You want to get into a snazzy nightclub, but the bouncer tells you you cannot go in till someone comes out. You are effectively "blocked" on that condition. When someone comes out, you are free to go in - or some error condition such as "are those trainers?" Your night doesn't really kick off till you get in, your enjoyment is "blocked".
In a "non-blocking" scenario, you will tell the bouncer your phone number, and he will call you back when there is a free slot. So now you can do something else while waiting for someone to come out, you can start your night somewhere else and come back when called and continue there...

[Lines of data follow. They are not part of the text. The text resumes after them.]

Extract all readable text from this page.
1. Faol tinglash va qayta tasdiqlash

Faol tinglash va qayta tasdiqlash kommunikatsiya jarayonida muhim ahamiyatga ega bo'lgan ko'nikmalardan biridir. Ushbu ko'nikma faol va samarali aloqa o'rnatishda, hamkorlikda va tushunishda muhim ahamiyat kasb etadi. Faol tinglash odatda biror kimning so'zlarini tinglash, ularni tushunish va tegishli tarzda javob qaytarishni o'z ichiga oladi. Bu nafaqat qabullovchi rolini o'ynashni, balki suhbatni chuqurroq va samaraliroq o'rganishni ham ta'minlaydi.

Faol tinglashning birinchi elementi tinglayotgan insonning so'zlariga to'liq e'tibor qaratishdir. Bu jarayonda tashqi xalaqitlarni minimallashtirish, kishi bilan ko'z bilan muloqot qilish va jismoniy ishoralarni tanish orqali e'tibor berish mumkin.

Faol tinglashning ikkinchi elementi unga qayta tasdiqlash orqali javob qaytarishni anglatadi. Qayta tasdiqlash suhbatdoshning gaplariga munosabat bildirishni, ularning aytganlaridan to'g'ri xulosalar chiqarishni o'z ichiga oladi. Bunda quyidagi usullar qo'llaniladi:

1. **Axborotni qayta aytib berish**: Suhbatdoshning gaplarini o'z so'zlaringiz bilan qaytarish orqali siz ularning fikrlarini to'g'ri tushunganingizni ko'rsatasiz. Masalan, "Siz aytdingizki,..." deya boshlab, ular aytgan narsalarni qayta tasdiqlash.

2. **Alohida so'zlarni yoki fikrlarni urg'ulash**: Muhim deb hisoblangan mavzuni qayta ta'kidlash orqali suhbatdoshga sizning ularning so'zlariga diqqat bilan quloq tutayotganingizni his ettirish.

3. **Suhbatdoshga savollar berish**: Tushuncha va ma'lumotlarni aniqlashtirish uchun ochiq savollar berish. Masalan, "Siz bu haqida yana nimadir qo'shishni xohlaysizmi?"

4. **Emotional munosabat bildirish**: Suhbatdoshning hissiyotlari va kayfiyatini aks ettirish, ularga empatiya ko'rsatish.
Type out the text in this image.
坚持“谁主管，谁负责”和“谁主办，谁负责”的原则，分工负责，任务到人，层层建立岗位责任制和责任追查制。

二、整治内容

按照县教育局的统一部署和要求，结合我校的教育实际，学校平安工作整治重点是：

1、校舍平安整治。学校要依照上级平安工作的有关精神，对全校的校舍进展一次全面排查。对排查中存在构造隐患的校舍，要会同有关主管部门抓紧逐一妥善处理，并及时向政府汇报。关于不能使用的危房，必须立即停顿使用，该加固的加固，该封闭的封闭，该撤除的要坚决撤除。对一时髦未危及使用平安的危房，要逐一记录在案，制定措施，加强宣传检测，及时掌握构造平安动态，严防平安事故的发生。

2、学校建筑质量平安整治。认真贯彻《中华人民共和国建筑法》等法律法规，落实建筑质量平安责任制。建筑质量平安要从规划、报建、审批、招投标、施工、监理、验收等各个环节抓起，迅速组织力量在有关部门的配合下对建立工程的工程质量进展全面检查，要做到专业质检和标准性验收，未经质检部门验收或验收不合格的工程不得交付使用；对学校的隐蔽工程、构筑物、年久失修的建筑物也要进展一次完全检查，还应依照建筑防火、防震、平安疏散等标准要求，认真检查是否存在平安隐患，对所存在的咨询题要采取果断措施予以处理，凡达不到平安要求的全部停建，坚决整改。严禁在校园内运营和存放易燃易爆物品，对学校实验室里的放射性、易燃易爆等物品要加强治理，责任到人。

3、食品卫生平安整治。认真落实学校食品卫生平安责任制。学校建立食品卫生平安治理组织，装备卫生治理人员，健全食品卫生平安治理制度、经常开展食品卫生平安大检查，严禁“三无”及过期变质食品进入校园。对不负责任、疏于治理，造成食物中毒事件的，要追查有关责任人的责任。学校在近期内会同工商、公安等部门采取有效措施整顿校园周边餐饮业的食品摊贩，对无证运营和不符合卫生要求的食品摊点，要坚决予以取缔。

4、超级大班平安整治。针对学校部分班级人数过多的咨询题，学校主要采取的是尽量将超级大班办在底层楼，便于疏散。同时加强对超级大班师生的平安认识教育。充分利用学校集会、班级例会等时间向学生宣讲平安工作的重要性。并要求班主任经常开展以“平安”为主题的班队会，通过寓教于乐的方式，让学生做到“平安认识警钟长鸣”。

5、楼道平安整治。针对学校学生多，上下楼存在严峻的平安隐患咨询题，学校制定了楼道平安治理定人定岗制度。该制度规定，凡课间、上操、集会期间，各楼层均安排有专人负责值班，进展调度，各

Sorry if that didn't help...
Take a look at this: http://www.scottklement.com/rpg/socktut/nonblocking.html
Here's some excerpts from it:
'By default, TCP sockets are in "blocking" mode. For example, when you call recv() to read from a stream, control isn't returned to your program until at least one byte of data is read from the remote site. This process of waiting for data to appear is referred to as "blocking".'
'Its possible to set a descriptor so that it is placed in "non-blocking" mode. When placed in non-blocking mode, you never wait for an operation to complete. This is an invaluable tool if you need to switch between many different connected sockets, and want to ensure that none of them cause the program to "lock up."'
Also, it's generally a good idea to try to search for an answer first (just type "blocking vs. non-blocking read" in a search engine), and then once you hit a wall there to come and ask questions that you couldn't find an answer to. The link I shared above was the second search result. Take a look at this great essay on what to do before asking questions on internet forums: http://www.catb.org/~esr/faqs/smart-questions.html#before
In your case, it means the function will not return until there actually is a message to return. It'll prevent your program from moving forward, but when it does move forward you'll have a message to work with.
If you specify nowait, a null pointer will be returned immediately if there are no messages on the queue, which allows you to process that situation.